Regarding the SSBT specifically, Governor Shumlin and House Speaker Shap Smith don’t like it. Really, there aren’t many real fans; some just see it as the least bad option. Most lawmakers seem allergic to the payroll tax, even in reduced form. But let’s say, just for the heck of it, that the Health Care Committee’s bill passes the House. What awaits in the Senate, that notorious den of centrism where liberal House bills go to die?
“I wouldn’t predict what a vote today would be,” says Senate Finance Committee chair Tim Ashe (more D and less P with each passing day). “I’d say they both start in difficult places in terms of a Senate vote. Individual committees may be more or less favorable, but in the whole Senate, both would struggle to pass at this time.”
Gulp. Well, I guess I shouldn’t be surprised. So I guess that leaves us with no money for enhancing our partially-fixed health care system?
“That’s an open question,” says Ashe. “There are the resources to pay for new initiatives or increased support for existing initiatives can come from existing sources or new revenues.”
Oh really? You’ve found a pot of money somewhere?
“I’ll mention just one resource. …This year, Vermonters without insurance are going to ship about six million bucks to the federal government in a penalty. Next year that money goes up to 12 to 14 because the penalty basically doubles.

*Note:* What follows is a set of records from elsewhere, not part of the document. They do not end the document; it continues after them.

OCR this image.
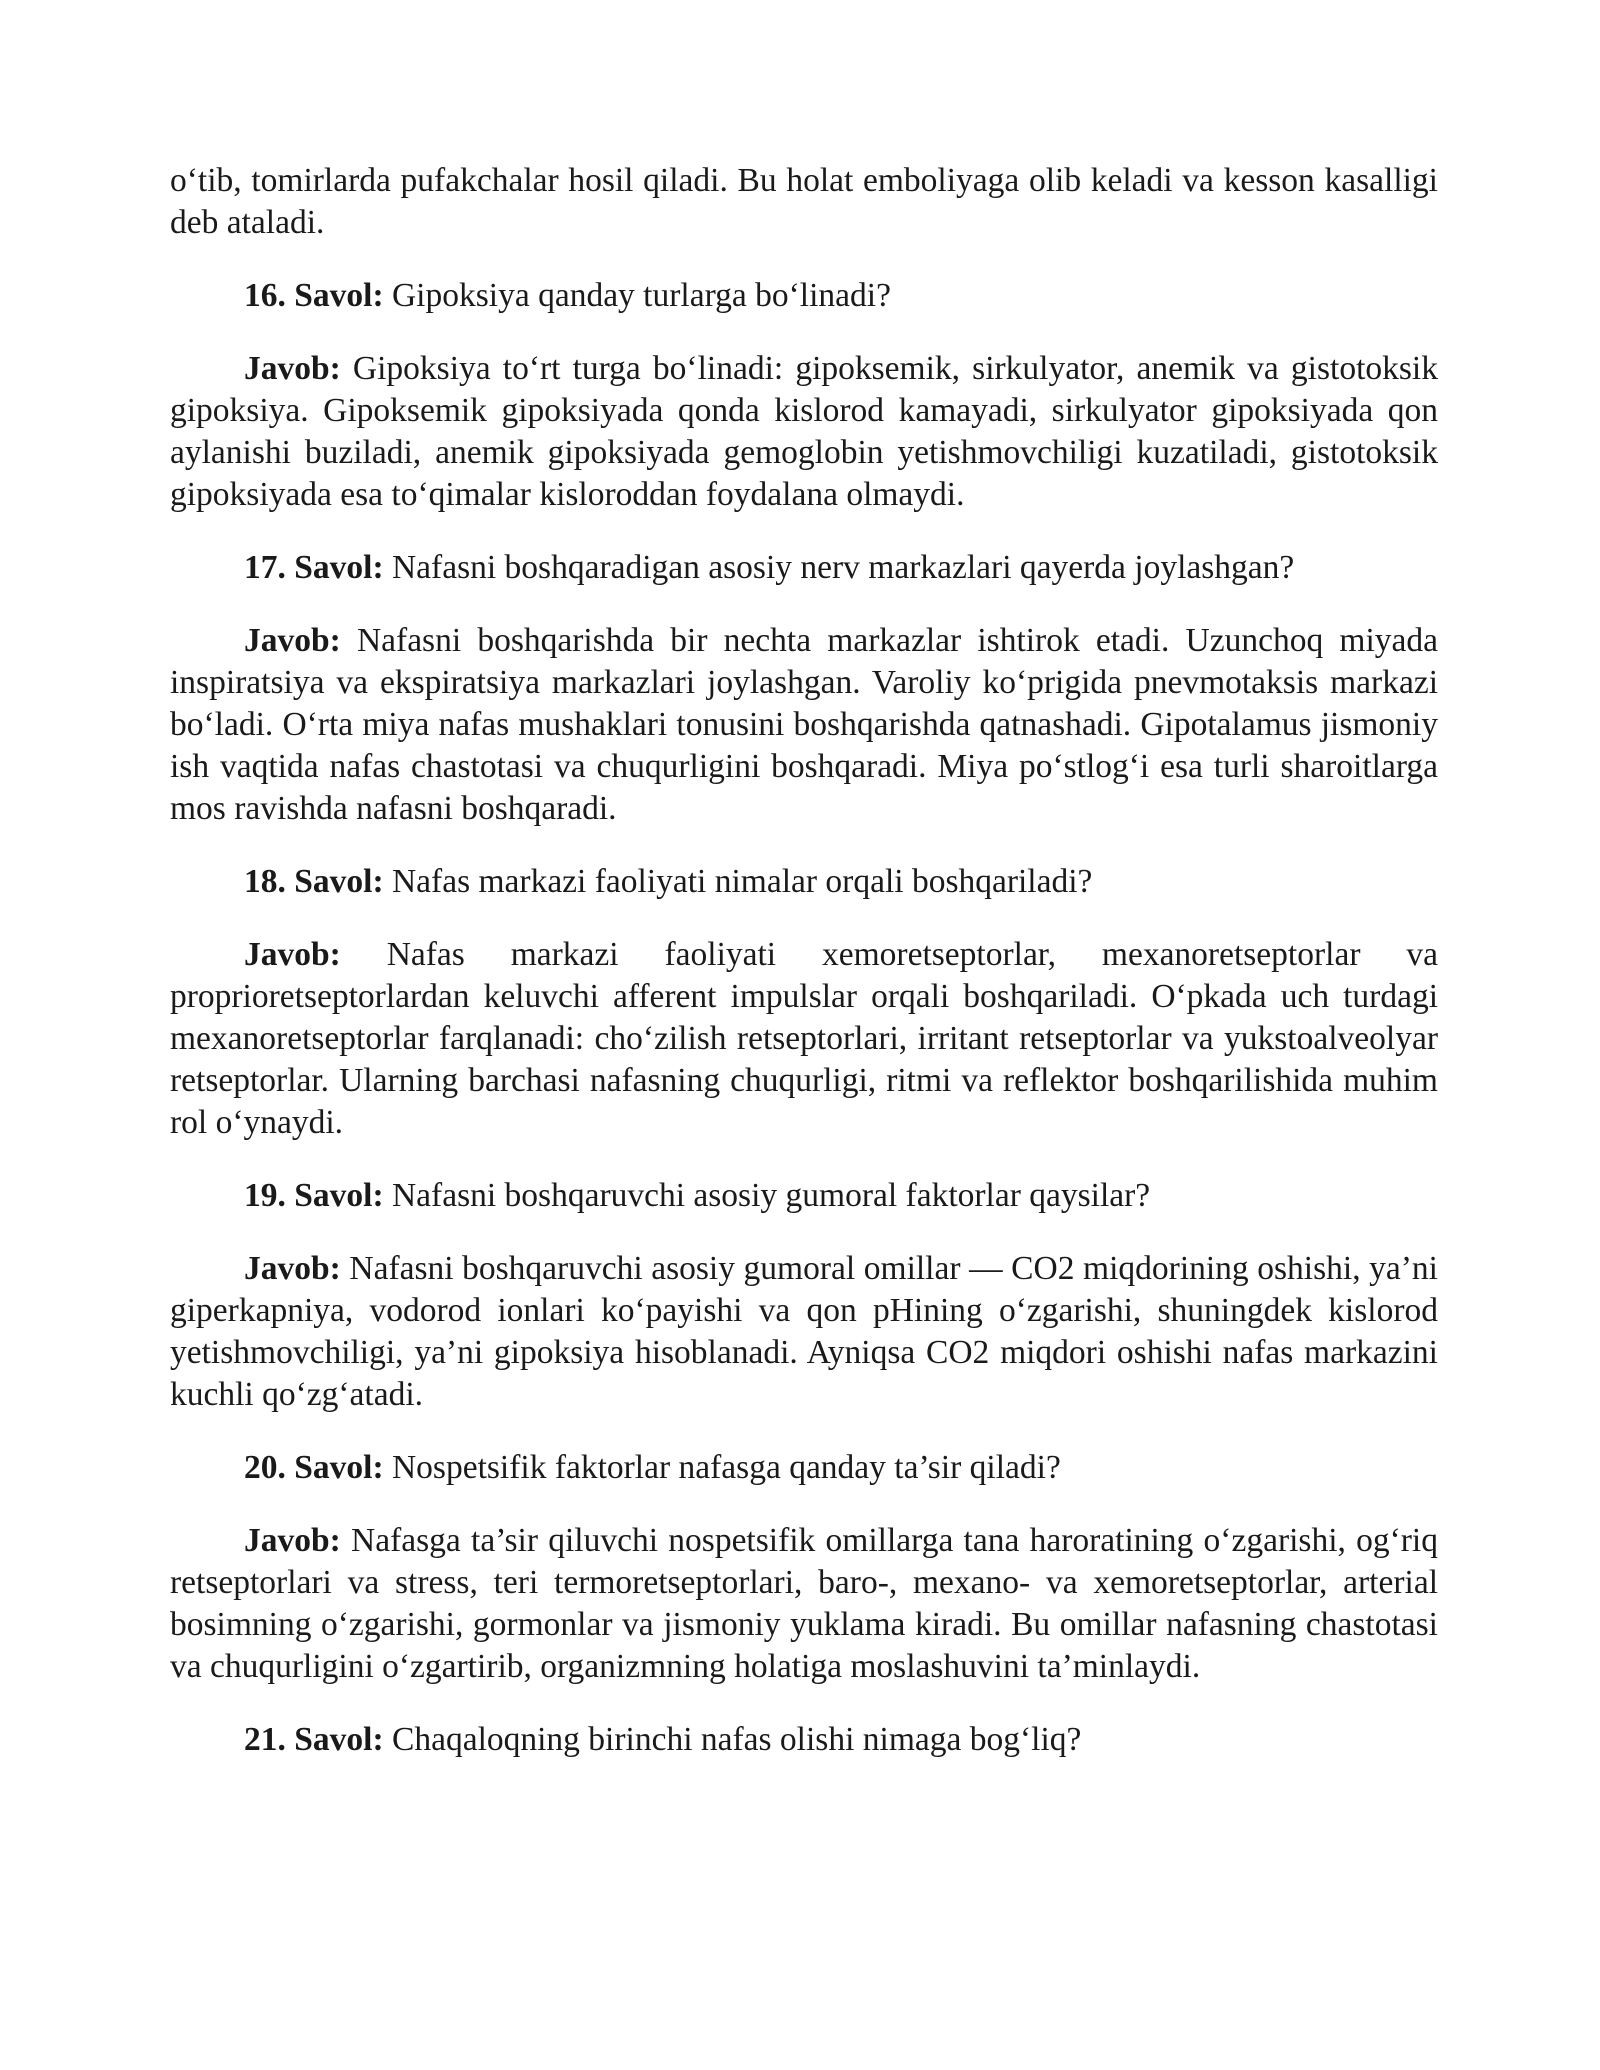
o‘tib, tomirlarda pufakchalar hosil qiladi. Bu holat emboliyaga olib keladi va kesson kasalligi deb ataladi.

16. Savol: Gipoksiya qanday turlarga bo‘linadi?

Javob: Gipoksiya to‘rt turga bo‘linadi: gipoksemik, sirkulyator, anemik va gistotoksik gipoksiya. Gipoksemik gipoksiyada qonda kislorod kamayadi, sirkulyator gipoksiyada qon aylanishi buziladi, anemik gipoksiyada gemoglobin yetishmovchiligi kuzatiladi, gistotoksik gipoksiyada esa to‘qimalar kisloroddan foydalana olmaydi.

17. Savol: Nafasni boshqaradigan asosiy nerv markazlari qayerda joylashgan?

Javob: Nafasni boshqarishda bir nechta markazlar ishtirok etadi. Uzunchoq miyada inspiratsiya va ekspiratsiya markazlari joylashgan. Varoliy ko‘prigida pnevmotaksis markazi bo‘ladi. O‘rta miya nafas mushaklari tonusini boshqarishda qatnashadi. Gipotalamus jismoniy ish vaqtida nafas chastotasi va chuqurligini boshqaradi. Miya po‘stlog‘i esa turli sharoitlarga mos ravishda nafasni boshqaradi.

18. Savol: Nafas markazi faoliyati nimalar orqali boshqariladi?

Javob: Nafas markazi faoliyati xemoretseptorlar, mexanoretseptorlar va proprioretseptorlardan keluvchi afferent impulslar orqali boshqariladi. O‘pkada uch turdagi mexanoretseptorlar farqlanadi: cho‘zilish retseptorlari, irritant retseptorlar va yukstoalveolyar retseptorlar. Ularning barchasi nafasning chuqurligi, ritmi va reflektor boshqarilishida muhim rol o‘ynaydi.

19. Savol: Nafasni boshqaruvchi asosiy gumoral faktorlar qaysilar?

Javob: Nafasni boshqaruvchi asosiy gumoral omillar — CO2 miqdorining oshishi, ya’ni giperkapniya, vodorod ionlari ko‘payishi va qon pHining o‘zgarishi, shuningdek kislorod yetishmovchiligi, ya’ni gipoksiya hisoblanadi. Ayniqsa CO2 miqdori oshishi nafas markazini kuchli qo‘zg‘atadi.

20. Savol: Nospetsifik faktorlar nafasga qanday ta’sir qiladi?

Javob: Nafasga ta’sir qiluvchi nospetsifik omillarga tana haroratining o‘zgarishi, og‘riq retseptorlari va stress, teri termoretseptorlari, baro-, mexano- va xemoretseptorlar, arterial bosimning o‘zgarishi, gormonlar va jismoniy yuklama kiradi. Bu omillar nafasning chastotasi va chuqurligini o‘zgartirib, organizmning holatiga moslashuvini ta’minlaydi.

21. Savol: Chaqaloqning birinchi nafas olishi nimaga bog‘liq?
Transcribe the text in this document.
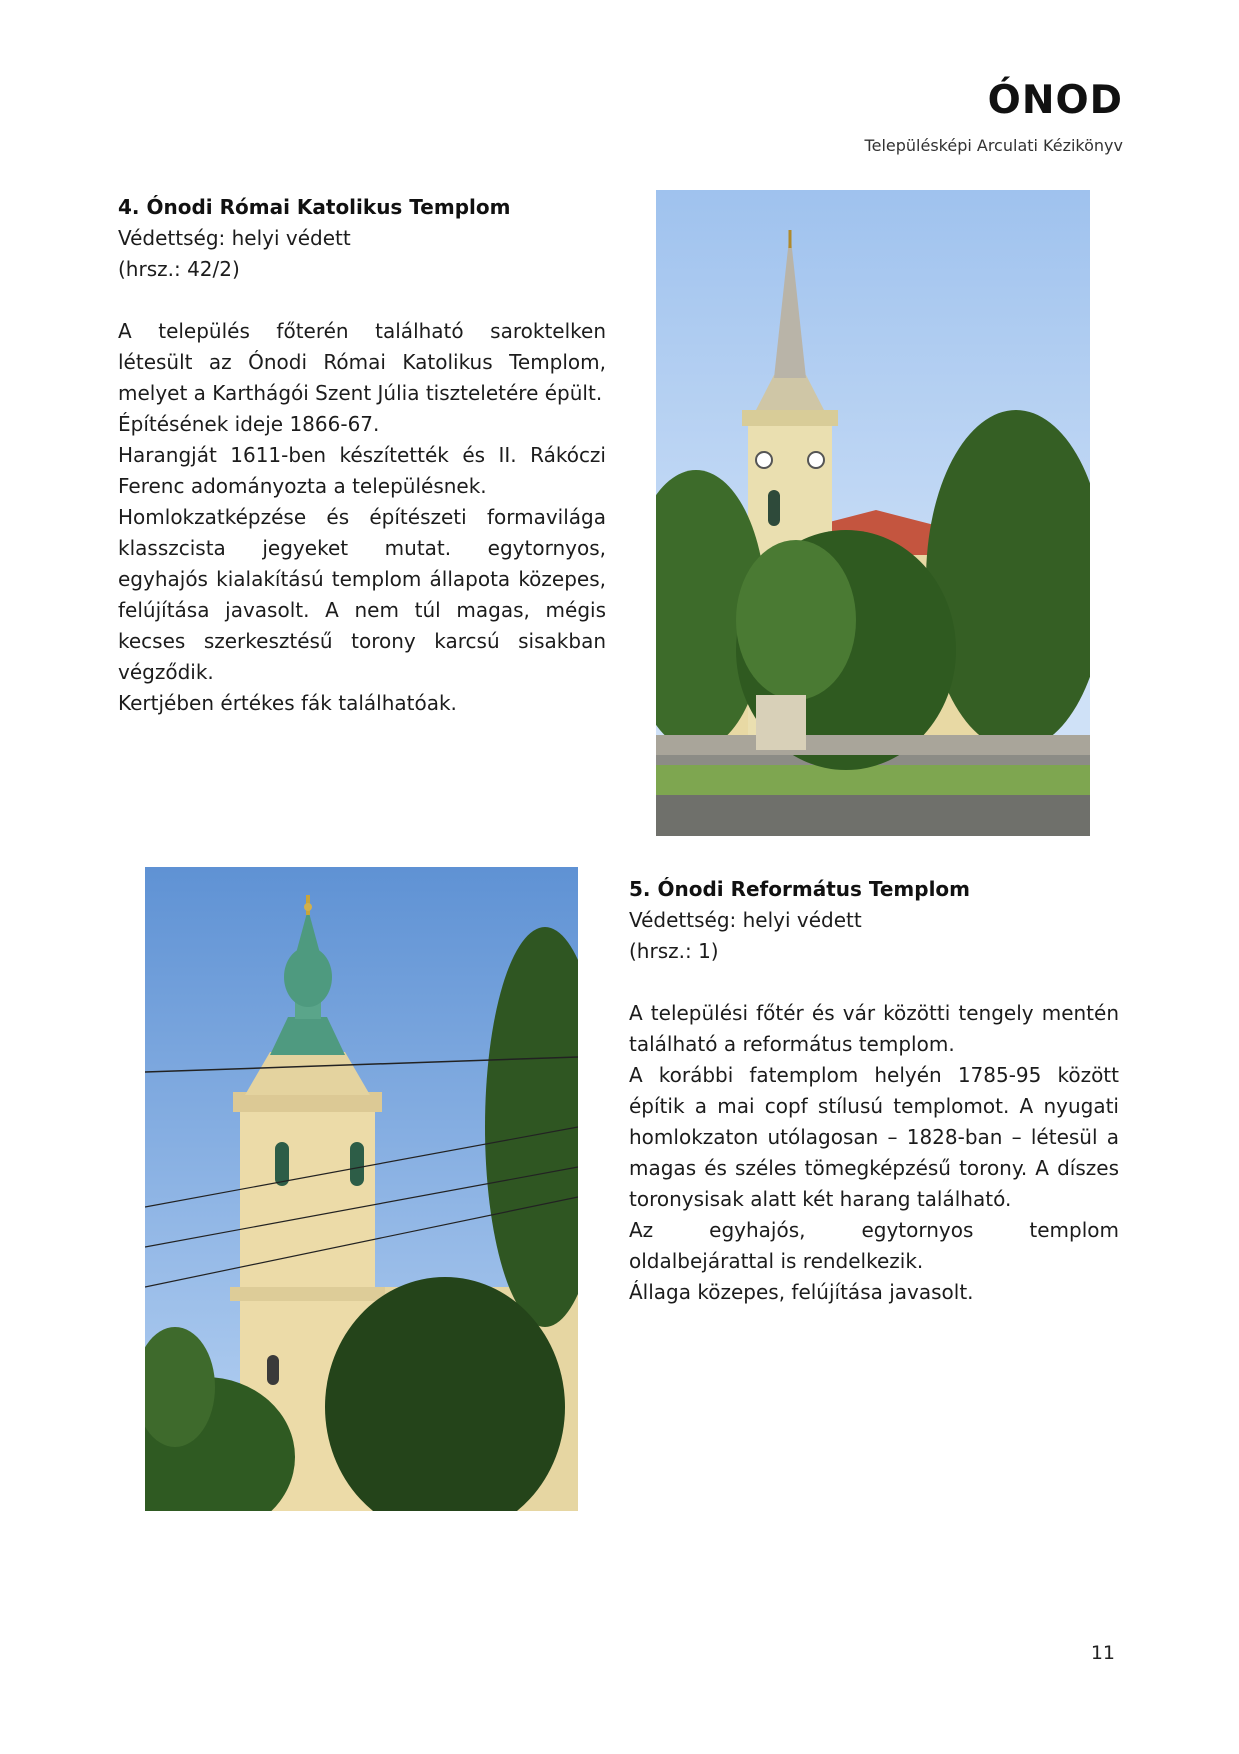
ÓNOD
Településképi Arculati Kézikönyv
4. Ónodi Római Katolikus Templom

Védettség: helyi védett

(hrsz.: 42/2)

A település főterén található saroktelken létesült az Ónodi Római Katolikus Templom, melyet a Karthágói Szent Júlia tiszteletére épült.

Építésének ideje 1866-67.

Harangját 1611-ben készítették és II. Rákóczi Ferenc adományozta a településnek.

Homlokzatképzése és építészeti formavilága klasszcista jegyeket mutat. egytornyos, egyhajós kialakítású templom állapota közepes, felújítása javasolt. A nem túl magas, mégis kecses szerkesztésű torony karcsú sisakban végződik.

Kertjében értékes fák találhatóak.

5. Ónodi Református Templom

Védettség: helyi védett

(hrsz.: 1)

A települési főtér és vár közötti tengely mentén található a református templom.

A korábbi fatemplom helyén 1785-95 között építik a mai copf stílusú templomot. A nyugati homlokzaton utólagosan – 1828-ban – létesül a magas és széles tömegképzésű torony. A díszes toronysisak alatt két harang található.

Az egyhajós, egytornyos templom oldalbejárattal is rendelkezik.

Állaga közepes, felújítása javasolt.

11
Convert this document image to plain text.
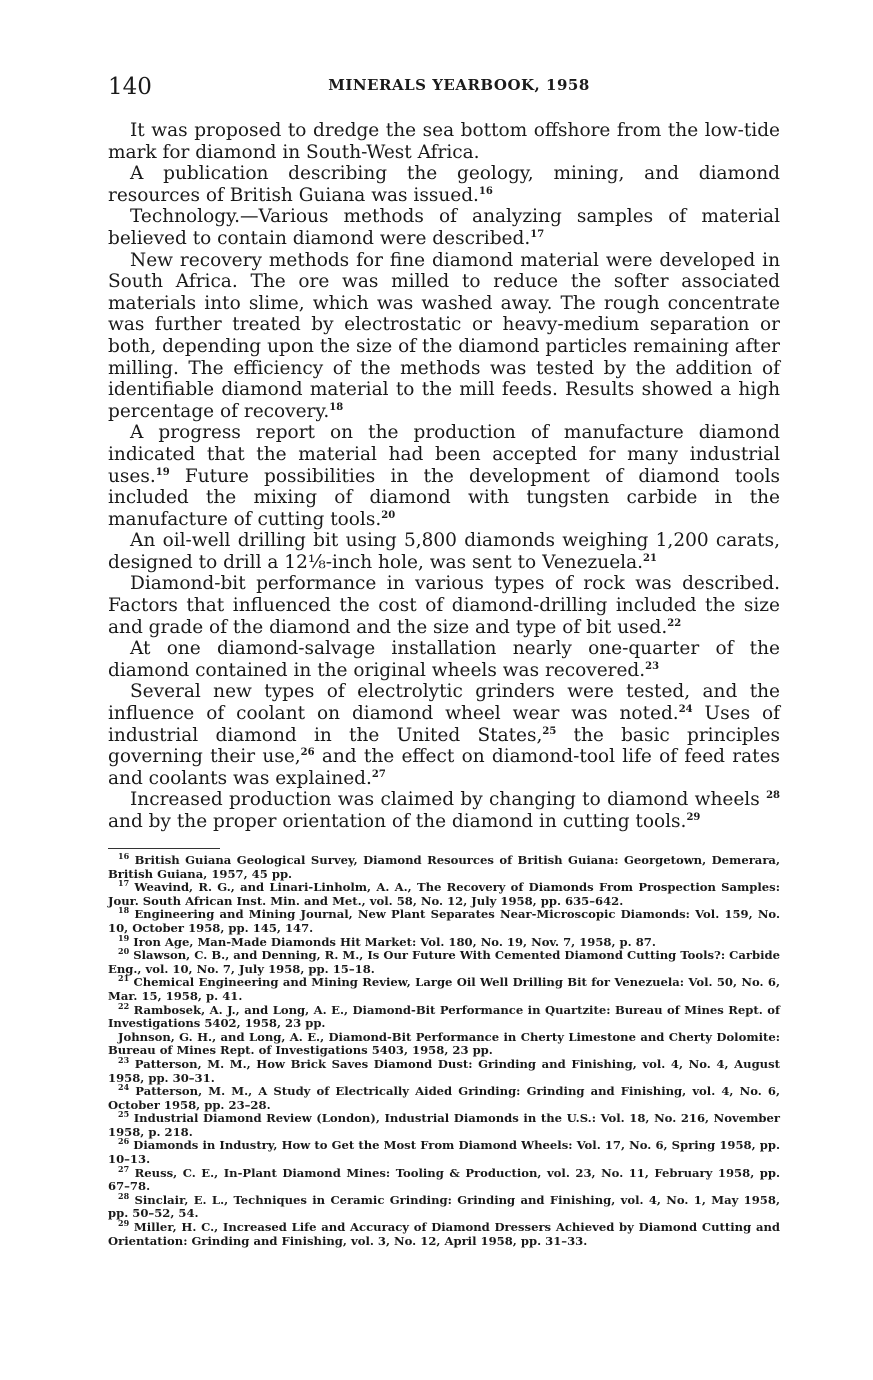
140	MINERALS YEARBOOK, 1958

It was proposed to dredge the sea bottom offshore from the low-tide mark for diamond in South-West Africa.

A publication describing the geology, mining, and diamond resources of British Guiana was issued.$^{16}$

Technology.—Various methods of analyzing samples of material believed to contain diamond were described.$^{17}$

New recovery methods for fine diamond material were developed in South Africa. The ore was milled to reduce the softer associated materials into slime, which was washed away. The rough concentrate was further treated by electrostatic or heavy-medium separation or both, depending upon the size of the diamond particles remaining after milling. The efficiency of the methods was tested by the addition of identifiable diamond material to the mill feeds. Results showed a high percentage of recovery.$^{18}$

A progress report on the production of manufacture diamond indicated that the material had been accepted for many industrial uses.$^{19}$ Future possibilities in the development of diamond tools included the mixing of diamond with tungsten carbide in the manufacture of cutting tools.$^{20}$

An oil-well drilling bit using 5,800 diamonds weighing 1,200 carats, designed to drill a 12⅛-inch hole, was sent to Venezuela.$^{21}$

Diamond-bit performance in various types of rock was described. Factors that influenced the cost of diamond-drilling included the size and grade of the diamond and the size and type of bit used.$^{22}$

At one diamond-salvage installation nearly one-quarter of the diamond contained in the original wheels was recovered.$^{23}$

Several new types of electrolytic grinders were tested, and the influence of coolant on diamond wheel wear was noted.$^{24}$ Uses of industrial diamond in the United States,$^{25}$ the basic principles governing their use,$^{26}$ and the effect on diamond-tool life of feed rates and coolants was explained.$^{27}$

Increased production was claimed by changing to diamond wheels $^{28}$ and by the proper orientation of the diamond in cutting tools.$^{29}$

$^{16}$ British Guiana Geological Survey, Diamond Resources of British Guiana: Georgetown, Demerara, British Guiana, 1957, 45 pp.

$^{17}$ Weavind, R. G., and Linari-Linholm, A. A., The Recovery of Diamonds From Prospection Samples: Jour. South African Inst. Min. and Met., vol. 58, No. 12, July 1958, pp. 635–642.

$^{18}$ Engineering and Mining Journal, New Plant Separates Near-Microscopic Diamonds: Vol. 159, No. 10, October 1958, pp. 145, 147.

$^{19}$ Iron Age, Man-Made Diamonds Hit Market: Vol. 180, No. 19, Nov. 7, 1958, p. 87.

$^{20}$ Slawson, C. B., and Denning, R. M., Is Our Future With Cemented Diamond Cutting Tools?: Carbide Eng., vol. 10, No. 7, July 1958, pp. 15–18.

$^{21}$ Chemical Engineering and Mining Review, Large Oil Well Drilling Bit for Venezuela: Vol. 50, No. 6, Mar. 15, 1958, p. 41.

$^{22}$ Rambosek, A. J., and Long, A. E., Diamond-Bit Performance in Quartzite: Bureau of Mines Rept. of Investigations 5402, 1958, 23 pp.

Johnson, G. H., and Long, A. E., Diamond-Bit Performance in Cherty Limestone and Cherty Dolomite: Bureau of Mines Rept. of Investigations 5403, 1958, 23 pp.

$^{23}$ Patterson, M. M., How Brick Saves Diamond Dust: Grinding and Finishing, vol. 4, No. 4, August 1958, pp. 30–31.

$^{24}$ Patterson, M. M., A Study of Electrically Aided Grinding: Grinding and Finishing, vol. 4, No. 6, October 1958, pp. 23–28.

$^{25}$ Industrial Diamond Review (London), Industrial Diamonds in the U.S.: Vol. 18, No. 216, November 1958, p. 218.

$^{26}$ Diamonds in Industry, How to Get the Most From Diamond Wheels: Vol. 17, No. 6, Spring 1958, pp. 10–13.

$^{27}$ Reuss, C. E., In-Plant Diamond Mines: Tooling & Production, vol. 23, No. 11, February 1958, pp. 67–78.

$^{28}$ Sinclair, E. L., Techniques in Ceramic Grinding: Grinding and Finishing, vol. 4, No. 1, May 1958, pp. 50–52, 54.

$^{29}$ Miller, H. C., Increased Life and Accuracy of Diamond Dressers Achieved by Diamond Cutting and Orientation: Grinding and Finishing, vol. 3, No. 12, April 1958, pp. 31–33.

“So 23,000 Vermonters will be shipping all that money to Washington, and they will get nothing for it. Question is, is there a way to help them NOT send the money to Washington and get nothing for it, but to keep the dollars here and give them something for it? I don’t know what the answer to that is, [but] it makes you scratch your head and say, ‘Well, jeez, wouldn’t it be easier if they just had insurance here?'”
Nice to see the Senator thinking outside the box, BUT… he himself admits he doesn’t know the answer to that. And even if we could somehow funnel the penalty money into health insurance, we’re talking “about six million bucks” this year and 12 mill the year after that. That’s a far cry from the Health Care Committee’s $70 million a year.
Six million, or even 12, isn’t going to buy you a whole lot of improvement. The Medicaid gap would remain painfully wide, and good-quality insurance would remain out of reach for many working Vermonters.
But that’s the kind of year we’ve got. Best to ratchet down expectations.
Of course, we’re now looking at budget gaps in the $50 million range for each of the following two years. Substantial health care reform keeps receding further over the horizon. And universal access? Rapidly approaching pipe dream territory.